Continuità territoriale, cronaca di un disastro annunciato per la Sardegna
Il nuovo anno si chiude come si era chiuso quello vecchio: problemi su problemi, rattoppi, corse affannose per provare a riparare l’irreparabile. Una cosa è chiara a tutti, tranne che alla politica: se non si cambia il sistema, andrà sempre peggio.
Il nuovo anno della Sardegna si apre esattamente come si era chiuso il vecchio: arrancando, arrangiandosi, cercando di mettere pezze spesso peggiori del buco e di riparare l’irreparabile. Certo, le feste sono passate e la Sardegna come sempre tornerà nel dimenticatoio nazionale, e non solo, fino almeno a Pasqua, per poi far esplodere puntuale come sempre il caso del caro trasporti quando sarò tempo di prenotare le vacanze estive. E allora si ricomincerà a protestare, a chiamare in causa l’Antitrust e Bruxelles e l’Ue e Mattarella e Meloni e chissà chi altri. Poi, smaltita la sbornia estiva e la bulimia da spiaggia e sabbia in valigia, calerà di nuovo il silenzio fino al prossimo Natale quando lo stucchevole, inutile e nauseabondo dibattito ricomincerà uguale a se stesso senza produrre un solo risultato utile alla causa.

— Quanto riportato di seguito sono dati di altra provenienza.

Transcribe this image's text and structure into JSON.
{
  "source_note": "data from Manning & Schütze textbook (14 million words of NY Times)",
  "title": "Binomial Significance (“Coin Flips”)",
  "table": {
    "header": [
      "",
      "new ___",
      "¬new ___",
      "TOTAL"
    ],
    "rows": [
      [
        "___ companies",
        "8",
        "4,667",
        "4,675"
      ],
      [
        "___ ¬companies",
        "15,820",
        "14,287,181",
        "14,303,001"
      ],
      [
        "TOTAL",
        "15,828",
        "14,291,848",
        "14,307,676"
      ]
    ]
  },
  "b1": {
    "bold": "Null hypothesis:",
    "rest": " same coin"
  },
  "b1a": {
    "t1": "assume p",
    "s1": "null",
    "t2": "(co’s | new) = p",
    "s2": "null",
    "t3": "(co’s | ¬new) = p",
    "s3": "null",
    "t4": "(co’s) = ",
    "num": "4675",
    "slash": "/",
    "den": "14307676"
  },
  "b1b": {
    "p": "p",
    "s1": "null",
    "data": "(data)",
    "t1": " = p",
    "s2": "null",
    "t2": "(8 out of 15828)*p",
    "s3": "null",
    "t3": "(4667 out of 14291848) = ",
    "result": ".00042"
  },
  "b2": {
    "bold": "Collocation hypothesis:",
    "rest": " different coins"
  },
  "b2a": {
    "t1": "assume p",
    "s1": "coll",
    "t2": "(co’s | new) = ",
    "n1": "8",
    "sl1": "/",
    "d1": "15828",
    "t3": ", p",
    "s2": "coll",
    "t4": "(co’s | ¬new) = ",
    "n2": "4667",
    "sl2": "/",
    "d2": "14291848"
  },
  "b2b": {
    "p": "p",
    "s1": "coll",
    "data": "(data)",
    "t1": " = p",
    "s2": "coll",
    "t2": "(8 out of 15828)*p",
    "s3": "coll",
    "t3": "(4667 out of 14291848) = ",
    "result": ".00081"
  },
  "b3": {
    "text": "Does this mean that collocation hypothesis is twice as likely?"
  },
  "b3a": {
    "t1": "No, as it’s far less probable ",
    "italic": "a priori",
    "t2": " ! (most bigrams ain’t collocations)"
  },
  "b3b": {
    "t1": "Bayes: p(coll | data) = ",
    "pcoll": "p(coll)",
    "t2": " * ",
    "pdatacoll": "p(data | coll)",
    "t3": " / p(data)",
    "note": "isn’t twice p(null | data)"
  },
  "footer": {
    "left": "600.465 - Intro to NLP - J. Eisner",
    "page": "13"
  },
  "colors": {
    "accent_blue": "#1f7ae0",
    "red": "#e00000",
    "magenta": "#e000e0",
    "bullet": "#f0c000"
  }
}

Nel frattempo, il mondo va avanti e la Sardegna scivola indietro, dimenticata e umiliata quotidianamente. La continuità territoriale, con l’ultima beffa delle mancate offerte su Alghero e una compagnia su Cagliari mai sentita né vista né tantomeno sperimentata, promette un nuovo anno orribile ai sardi, a chi deve spostarsi perché ne ha bisogno o anche solo perché ne ha voglia, come è suo sacrosanto diritto fare senza essere spennati e senza doverlo programmare mesi prima.
La gestione politica della continuità territoriale via cielo e via mare è un disastro totale, su tutti i fronti: e mentre si racconta ai sardi la favola dell’inutile e propagandistica insularità in Costituzione, si continua a far precipitare l’isola nel baratro. Una cosa è certa: finchè non si cambierà modo di vedere, pensare e gestire la continuità territoriale così com’è, nulla cambierà e non potrà che andare tutto sempre peggio.